My name is Donegild, daughter of kings.
Mother of conquerors who triumph brings
To Northumbria, and lards our green hills
With Scots’ bone and blood. We count our kills
In hundreds, slice open their grey dead eyes,
Geld their corpses, disembowel with eager cries
Their foetid sacks and smear them with their shit.
From childhood on I savoured well the spit
I rheumed upon their leader’s corpse, recall
The victory climax I shivered in our hall.
These were the days of glory for our kin
Before Christ, God’s son, talked to us of sin.

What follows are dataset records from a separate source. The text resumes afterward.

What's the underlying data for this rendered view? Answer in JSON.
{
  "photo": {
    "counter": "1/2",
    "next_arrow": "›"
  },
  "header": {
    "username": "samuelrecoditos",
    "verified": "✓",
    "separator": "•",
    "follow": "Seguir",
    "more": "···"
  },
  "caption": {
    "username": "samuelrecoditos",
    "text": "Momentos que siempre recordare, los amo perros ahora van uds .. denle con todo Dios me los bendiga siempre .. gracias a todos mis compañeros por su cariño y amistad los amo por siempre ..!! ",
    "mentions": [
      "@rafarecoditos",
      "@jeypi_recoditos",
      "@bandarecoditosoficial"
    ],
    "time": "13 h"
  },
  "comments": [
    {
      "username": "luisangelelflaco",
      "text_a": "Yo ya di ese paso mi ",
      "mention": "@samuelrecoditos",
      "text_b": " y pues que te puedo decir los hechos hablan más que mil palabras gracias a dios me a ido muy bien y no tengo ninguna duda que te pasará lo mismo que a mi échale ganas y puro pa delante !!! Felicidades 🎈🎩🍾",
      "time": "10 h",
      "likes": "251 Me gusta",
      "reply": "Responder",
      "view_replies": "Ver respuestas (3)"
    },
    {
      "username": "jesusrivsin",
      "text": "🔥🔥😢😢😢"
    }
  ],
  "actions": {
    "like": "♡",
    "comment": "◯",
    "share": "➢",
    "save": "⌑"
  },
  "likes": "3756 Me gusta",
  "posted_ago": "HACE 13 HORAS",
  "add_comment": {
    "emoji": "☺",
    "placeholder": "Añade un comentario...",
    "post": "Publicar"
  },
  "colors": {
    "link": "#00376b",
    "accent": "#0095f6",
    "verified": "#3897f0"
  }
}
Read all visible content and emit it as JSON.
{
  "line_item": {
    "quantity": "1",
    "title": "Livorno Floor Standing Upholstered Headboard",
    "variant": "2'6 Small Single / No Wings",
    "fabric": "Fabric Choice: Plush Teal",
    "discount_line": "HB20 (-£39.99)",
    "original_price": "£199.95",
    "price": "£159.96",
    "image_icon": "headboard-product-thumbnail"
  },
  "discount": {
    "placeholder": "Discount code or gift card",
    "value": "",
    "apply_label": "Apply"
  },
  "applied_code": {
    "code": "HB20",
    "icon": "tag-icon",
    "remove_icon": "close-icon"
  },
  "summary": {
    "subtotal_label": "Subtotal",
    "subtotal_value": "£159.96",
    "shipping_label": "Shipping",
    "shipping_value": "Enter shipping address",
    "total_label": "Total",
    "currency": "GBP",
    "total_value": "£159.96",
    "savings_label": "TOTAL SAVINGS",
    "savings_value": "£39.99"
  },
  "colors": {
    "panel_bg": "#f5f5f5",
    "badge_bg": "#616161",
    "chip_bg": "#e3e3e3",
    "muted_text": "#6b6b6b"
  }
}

A curse to those black days when on the sea
Black Custance landed on our strand, beauty
Turning my son’s head and so turning him
From warrior to whelping fool within
That all his fucking got sucked out his cock
Making him a cringing lamb, instead of rock.
She brought her foreign heart into our land
Turning Alla from my lion to her sand.
Anon a messenger arrives who goes
To Alla who is bringing Scots the woes
Their invasions so deserve, with the news
That his son is born by the sad bitch who’s
Taken up his bed. The messenger drinks
Deep and soon with insensate snoring sinks
Into a stupor. Stealing my deadly chance
I take the letter with its news, enhance
with cunning pen the tidings of great joy
And say instead a monster child destroys
Their happiness. A horrible, stained red
Gargoyle grinned up at them from bloody bed
Which fixed them with a gorgon stare and sowed
Horror as each pulse throbbed skin like a toad
And foetid stink so burned the air to smell
Like rotting corpses come straight out of hell.
And I did add, that though it made all faint
All saw t’was caused by the mother’s foreign taint.
This sucking sow degenerates our breed
And sows her horror with his selfless seed.
The messenger carries swiftly to the king
The tarnished note, who writes back, the weakling,
Of Christ’s will, written in a note I read
While the servant’s sunk in sodden, drunken mead.
And when he’s lost in deep and swinish sleep
Once more I change the note to subtly reap
Revenge on this dull, usurping, sucking whore
So in false hand, as king, I command, implore
The banishment of her and her weak son
Forcing her boat before the tide has run
To take to the deep and everlasting sea
To be swallowed up for all eternity.
When I learned that this had in truth been done
I laughed all night until the risen sun
For now I knew whatever might befall
Gone was the black heart that makes all flesh crawl.